Our conversation continued, and I decided to cross the bridge of PTS and ask if he had any challenges with it. Seth’s response was very candid.
I do. Triggers hit us all differently, and I do not use any PTS as an excuse for behaviors and dislike any victim mentalities. I knew what I was signing up for — volunteered. My triggers are centered around emotional numbness and past alcohol consumption. Deployments and crazy schedules, once you get home from deployments to keep you proficient for your next deployment date (that you sometimes knew before your current deployment was even complete), is a hard pace for someone who is struggling with PTS, mental or financial issues or adjusting to a divorce. And we do not want to miss the next deployment, so we underplay injuries so that we can go do our jobs when we are counted on.
I try to focus on “what is real” to power through. My amazing wife Jenna taught me that phrase and has provided me with a far better understanding of trauma and trauma-related responses than I had before. Living with PTS is very doable; you are newlywed with a new RIGHT job and thriving just proves you can succeed. You just have to keep the never-quit mentality and keep doing the work.
Now to Ukraine, how did you get there? Please tell me about the Ariel Recovery Group.
Aerial Recovery Group is comprised primarily of retired or separated special operations vets who are highly skilled, trained and have the outside-of-the-box mindset to rapidly deploy into sometimes very dynamic situations and be the ultimate humanitarian operators to deploy at a moment’s notice. We deployed to natural disasters like the earthquakes in Haiti last year, the flash flood in Waverly, Tenn., Hurricane Ida, the tornadoes in Mayfield, Ky. and anything we had the bandwidth to respond to.
We also respond to manmade disasters like the Afghanistan crisis that occurred late summer last year (we were very involved) and Ukraine. I’m currently back for my second deployment to rescue orphans and refugees from areas under attack and evacuate them into safe zones in the country where we can keep them secure and move them again quickly if the ground situation changes drastically from where it currently is.

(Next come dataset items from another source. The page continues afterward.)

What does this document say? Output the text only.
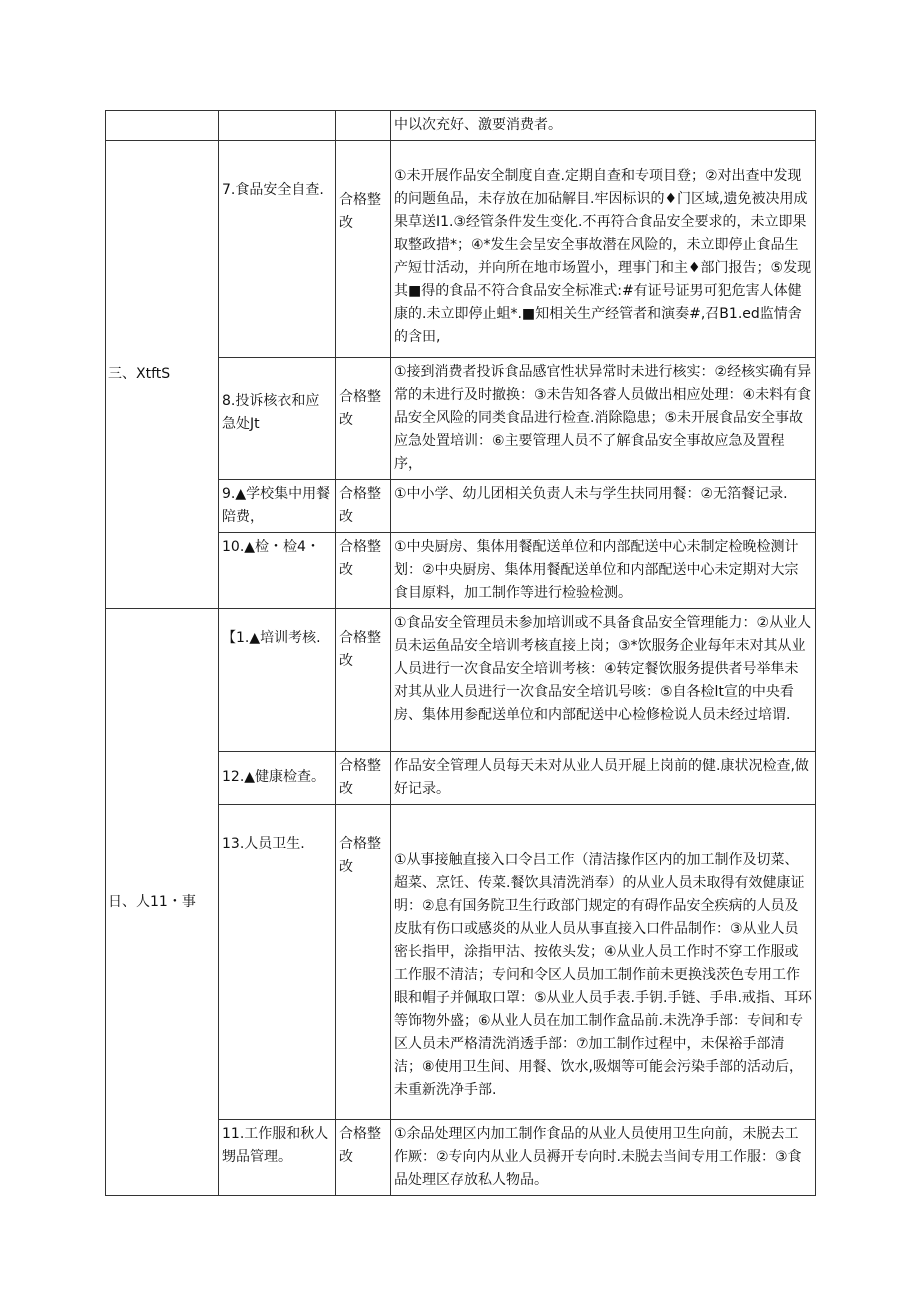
			中以次充好、激要消费者。
三、XtftS	7.食品安全自查.	合格整改	①未开展作品安全制度自查.定期自查和专项目登；②对出查中发现的问题鱼品，未存放在加砧解目.牢因标识的♦门区域,遗免被决用成果草送I1.③经管条件发生变化.不再符合食品安全要求的，未立即果取整政措*；④*发生会呈安全事故潜在风险的，未立即停止食品生产短廿活动，并向所在地市场置小，理事门和主♦部门报告；⑤发现其■得的食品不符合食品安全标准式:#有证号证男可犯危害人体健康的.未立即停止蛆*.■知相关生产经管者和演奏#,召B1.ed监情舍的含田,
	8.投诉核衣和应急处Jt	合格整改	①接到消费者投诉食品感官性状异常时未进行核实：②经核实确有异常的未进行及时撤换：③未告知各睿人员做出相应处理：④未料有食品安全风险的同类食品进行检查.消除隐患；⑤未开展食品安全事故应急处置培训：⑥主要管理人员不了解食品安全事故应急及置程序，
	9.▲学校集中用餐陪费，	合格整改	①中小学、幼儿团相关负责人未与学生扶同用餐：②无箔餐记录.
	10.▲检・检4・	合格整改	①中央厨房、集体用餐配送单位和内部配送中心未制定检晚检测计划：②中央厨房、集体用餐配送单位和内部配送中心未定期对大宗食目原料，加工制作等进行检验检测。
日、人11・事	【1.▲培训考核.	合格整改	①食品安全管理员未参加培训或不具备食品安全管理能力：②从业人员未运鱼品安全培训考核直接上岗；③*饮服务企业每年末对其从业人员进行一次食品安全培训考核：④转定餐饮服务提供者号举隼未对其从业人员进行一次食品安全培讥号咳：⑤自各检lt宣的中央看房、集体用参配送单位和内部配送中心检修检说人员未经过培谓.
	12.▲健康检查。	合格整改	作品安全管理人员每天未对从业人员开屣上岗前的健.康状况检查,做好记录。
	13.人员卫生.	合格整改	①从事接触直接入口令吕工作（清洁掾作区内的加工制作及切菜、超菜、烹饪、传菜.餐饮具清洗消奉）的从业人员未取得有效健康证明：②息有国务院卫生行政部门规定的有碍作品安全疾病的人员及皮肽有伤口或感炎的从业人员从事直接入口件品制作：③从业人员密长指甲，涂指甲沽、按侬头发；④从业人员工作时不穿工作服或工作服不清洁；专问和令区人员加工制作前未更换浅茨色专用工作眼和帽子并佩取口罩：⑤从业人员手表.手钥.手链、手串.戒指、耳环等饰物外盛；⑥从业人员在加工制作盒品前.未洗净手部：专间和专区人员未严格清洗消透手部：⑦加工制作过程中，未保裕手部清洁；⑧使用卫生间、用餐、饮水,吸烟等可能会污染手部的活动后，未重新洗净手部.
	11.工作服和秋人甥品管理。	合格整改	①余品处理区内加工制作食品的从业人员使用卫生向前，未脱去工作厥：②专向内从业人员褥开专向时.未脱去当间专用工作服：③食品处理区存放私人物品。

What specifically is your role with the organization? I understand this organization is a nonprofit.
I am the Director of Disaster Response for Aerial Recovery Group/Aerial Recovery.
Seth, how did you guys decide to get involved in Ukraine?
Anytime there is an event in the world, we immediately look at how our company can go and serve. We have some very strong NGO partners, and we mutually support each other. In Ukraine, it was a no-brainer, just like Afghanistan was, to rapidly deploy and start saving lives. We already knew we would be getting involved in the crisis. Preexisting partnerships gave us an additional reason to be there so we could get in with the government and start rescuing orphans and anyone who wanted to be immediately evacuated from areas currently in high threat.
Last but not least, what is next for you?
Personally, I would love to travel more with my wife and family and unwind and unplug from the world a little bit. I love my job and have found a renewed purpose for me. In general, my family and friends have become my hobby, and I don’t necessarily see that as a bad thing. When your free time is limited, you make the most of it or at least try to after you’ve had a cool-off period.
So, if a buddy wants to go shooting, I go shooting. Hiking, count me in. Family dinner — that’s the priority hobby for that moment! But other than that, my hobbies are pretty much anything outdoors, or enjoying on, in or under water sports during the warm weather months or in the part of the world we are in at that minute. Lastly, and this is the one thing I really do just for me, football. I love the sport, and it’s a way for me to unplug from everything else for around three hours and be a big kid again.